Masacre, personaje de cómic. |
Me gustan los psiquiatras y los estupefacientes que bloquean de vez en cuando la ansiedad y las crisis de pánico. Jamás he renunciado a la hostilidad de este mundo, a su inmundicia, a su hediondez y a su cutre forma de prevenir los males y las desgracias. Desde hace más de una década, las librerías se están trufando con manuales de autoayuda que juegan a psicotrópicos y a enseñanzas filosóficas. Bajo un aura de pseudocristianismo light, sus aforismos almibarados como cartas que se envían los enamorados dentro de una telenovela, no cesan de agotar una edición tras otra. Y no hay peor cosa para mí y más triste que un tipo pierda el tiempo buscando la felicidad cuando la belleza del mundo se encuentra en esa tendencia autodestructiva que manifiesta en cada mínimo detalle.
Quien pretenda escribir buscando la felicidad no es más que un cobarde. Esta máxima que aprendí de Baudelaire me retiene en la consulta de mi terapeuta donde aspiro a luchar contra mis miedos desde la propia basura que devoro todos los días hasta esa cartelería vitruviana que contemplo en las portadas de las revistas de moda en las que las modelos lucen silicona y complementos de rubí y visón como si fuesen la mujer del chamán. Me jode que falsos profetas hinchen su visa vendiendo versos orientalistas y reflexiones de chichinabo sin ninguna validez empírica a esas amas de casa a las que sus maridos machacan a diario y a esos infelices adolescentes que piensan que algún día su vida será como en Crepúsculo.

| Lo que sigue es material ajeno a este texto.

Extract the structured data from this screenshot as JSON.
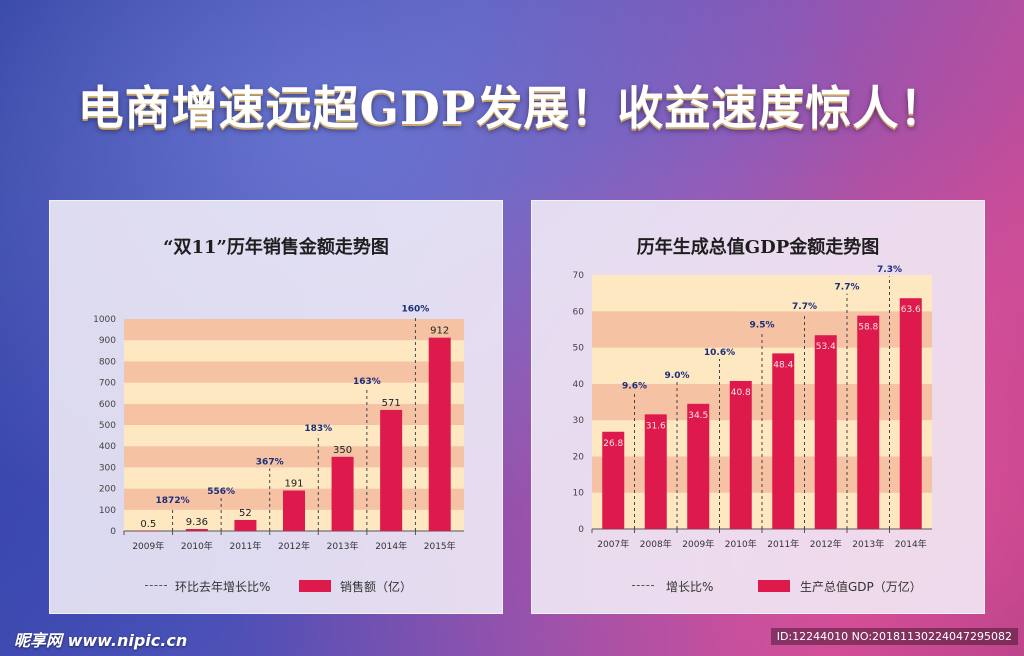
{
  "headline": "电商增速远超GDP发展！收益速度惊人！",
  "watermark_left": "昵享网 www.nipic.cn",
  "watermark_right": "ID:12244010 NO:20181130224047295082",
  "colors": {
    "bar": "#dd1a4b",
    "band_light": "#fde8c2",
    "band_dark": "#f6c2a4",
    "pct_text": "#1b2e7a"
  },
  "chart_data": [
    {
      "type": "bar",
      "title": "“双11”历年销售金额走势图",
      "categories": [
        "2009年",
        "2010年",
        "2011年",
        "2012年",
        "2013年",
        "2014年",
        "2015年"
      ],
      "values": [
        0.5,
        9.36,
        52,
        191,
        350,
        571,
        912
      ],
      "value_labels": [
        "0.5",
        "9.36",
        "52",
        "191",
        "350",
        "571",
        "912"
      ],
      "growth_labels": [
        "",
        "1872%",
        "556%",
        "367%",
        "183%",
        "163%",
        "160%"
      ],
      "ylim": [
        0,
        1000
      ],
      "yticks": [
        0,
        100,
        200,
        300,
        400,
        500,
        600,
        700,
        800,
        900,
        1000
      ],
      "grid": "alternating horizontal bands",
      "legend": {
        "line_label": "环比去年增长比%",
        "bar_label": "销售额（亿）",
        "placement": "bottom"
      }
    },
    {
      "type": "bar",
      "title": "历年生成总值GDP金额走势图",
      "categories": [
        "2007年",
        "2008年",
        "2009年",
        "2010年",
        "2011年",
        "2012年",
        "2013年",
        "2014年"
      ],
      "values": [
        26.8,
        31.6,
        34.5,
        40.8,
        48.4,
        53.4,
        58.8,
        63.6
      ],
      "value_labels": [
        "26.8",
        "31.6",
        "34.5",
        "40.8",
        "48.4",
        "53.4",
        "58.8",
        "63.6"
      ],
      "growth_labels": [
        "",
        "9.6%",
        "9.0%",
        "10.6%",
        "9.5%",
        "7.7%",
        "7.7%",
        "7.3%"
      ],
      "ylim": [
        0,
        70
      ],
      "yticks": [
        0,
        10,
        20,
        30,
        40,
        50,
        60,
        70
      ],
      "grid": "alternating horizontal bands",
      "legend": {
        "line_label": "增长比%",
        "bar_label": "生产总值GDP（万亿）",
        "placement": "bottom"
      }
    }
  ]
}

Yo quiero este mundo odioso donde las mujeres buscan atributos de látex porque los hombres, a fuerza de antidepresivos, las dejan insatisfechas. Yo quiero este mundo odioso donde la gente es adicta a la sal y al glutamato, y en el que las hamburguesas están haciendo estragos en nuestro cerebro. Es triste que se presuma de ateísmo mientras los altares de Cristo se han poblado de vendedores de crecepelo que nos insisten con su utopía de la realización personal. Una cosa es esta tiranía del optimismo que encarnan estas nuevas pseudoreligiones disfrazadas de psicoanálisis y literatura, y otra son los ensayos serios y argumentados de Viktor Frankl, Elisabeth Kübler Ross o el último que acabo de leer sobre Neurociencia de la felicidad, de Mado Martínez.
Si me piden consejo, solamente les puedo decir lo siguiente: mírate al espejo de una vez y verás que no eres nada, que no hay nada en tu interior, sino los intestinos y una tubería acojonante por donde corre la misma sangre que le corre al orangután. No dejes tu mente en blanco, llénala de experiencias, de pelis de Curtiz, de novelas de Faulkner, de cómics de Masacre y de páginas porno. Así lo veo yo y ya me callo.